AN UNSETTLING SETTLEMENT – PART DEUX

In Uncategorized on 10/28/2015 at 20:22

If you remember my blogpost “An Unsettling Settlement,” 10/3/11, you’ll remember judges look to see what the parties really settled, not what they claimed the settled, when deciding if settlement proceeds are taxable, and, if they are, how they are characterized.

So it clearly behooves practitioners to make sure they buttress any deductibility or characterization claim in a settlement agreement.

In New York, too often cases get settled with nothing more than a stipulation of discontinuance with prejudice, and an exchange of form general releases.

I like settlement agreements. They need not be filed (in fact I won’t file unless a court orders filing, and I’ve never seen that). But they can be mighty handy.

This is the lesson Judge Laro teaches Ronald Lawson and Karen Bey, 2015 T. C. Memo. 211, filed 10/28/15.

Ron sued Bank of America twice, alleging a total of $68K was abstracted from his accounts due to BOA’s negligence and breach of fiduciary duty.

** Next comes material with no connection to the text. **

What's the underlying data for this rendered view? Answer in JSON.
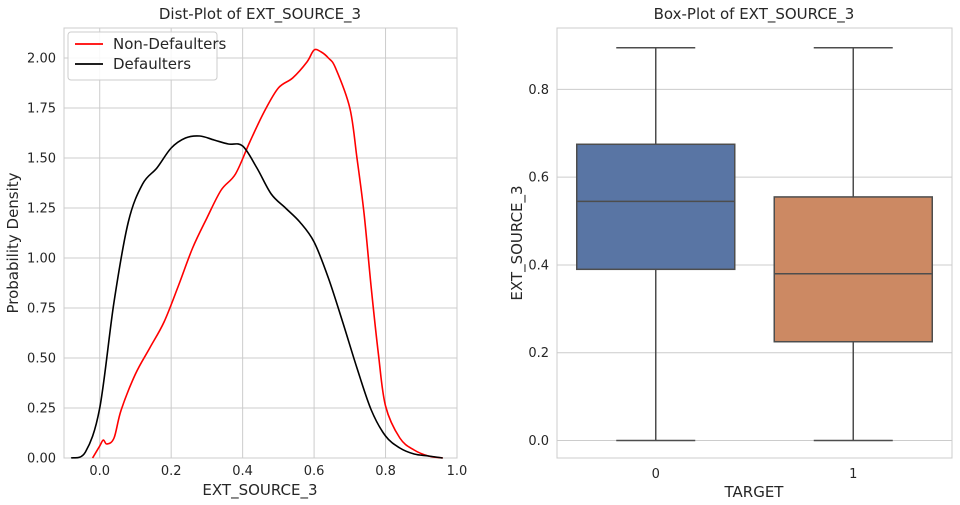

Karen has enough troubles of her own, which take up most of the opinion, but they’re the non-substantiation type and fact-driven, so I’m sticking to Ron’s story.

Ron settles both lawsuits for a $40K payout. Ron only gets $31K, because his lawyer and court costs get paid. But the only documents are a stip of discontinuance and a form general release; no agreement stating what was settled.

Ron claims he only got back the money that was wrongfully taken from him, thus no accretion to wealth. IRS claims that you can’t tell what was settled from the documents, the burden is on Ron, and he can’t carry it with the paper he has.

I note in passing that Judge Laro is an accomplished tax practitioner, but it would seem he hasn’t done much general litigation. My offer of proof for the foregoing: “The general release and the stipulations are silent as to whether the payment was supposed to restore funds taken from Mr. Lawson’s account or was just to get rid of a nuisance lawsuit.” 2015 T. C. Memo. 211, at pp. 29-30.

Judge, no one settles a “nuisance lawsuit” where the claim is $68K for $40K. At best, if the lawsuit really has nuisance value, the offer might be $5K. A settlement at nearly two-thirds of the demand means plaintiff had a case.

Howbeit, here’s the warning for New York lawyers (and others): “Under the origin of the claim doctrine, courts look into the nature of the underlying claim to determine whether a settlement payment or judicial award is excludible from gross income and to determine the proper tax treatment of the proceeds. Courts look to the terms of a settlement agreement to determine whether a settlement is taxable. Where the agreement is silent as to the basis of the settlement or where the agreement does not specify that the payment was for a reason that a court finds to be nontaxable, this Court has held the settlement payment to be taxable.” 2015 T. C. Memo. 211, at pp. 28-29. (Citations omitted).

Of course Ron was pro se, and the opinion doesn’t disclose if he asked his attorney to testify.

Granted, negotiating the settlement agreement might be just as much work as negotiating the deal that gave rise to the settlement. But, if done right, it might save the client a lot of tax.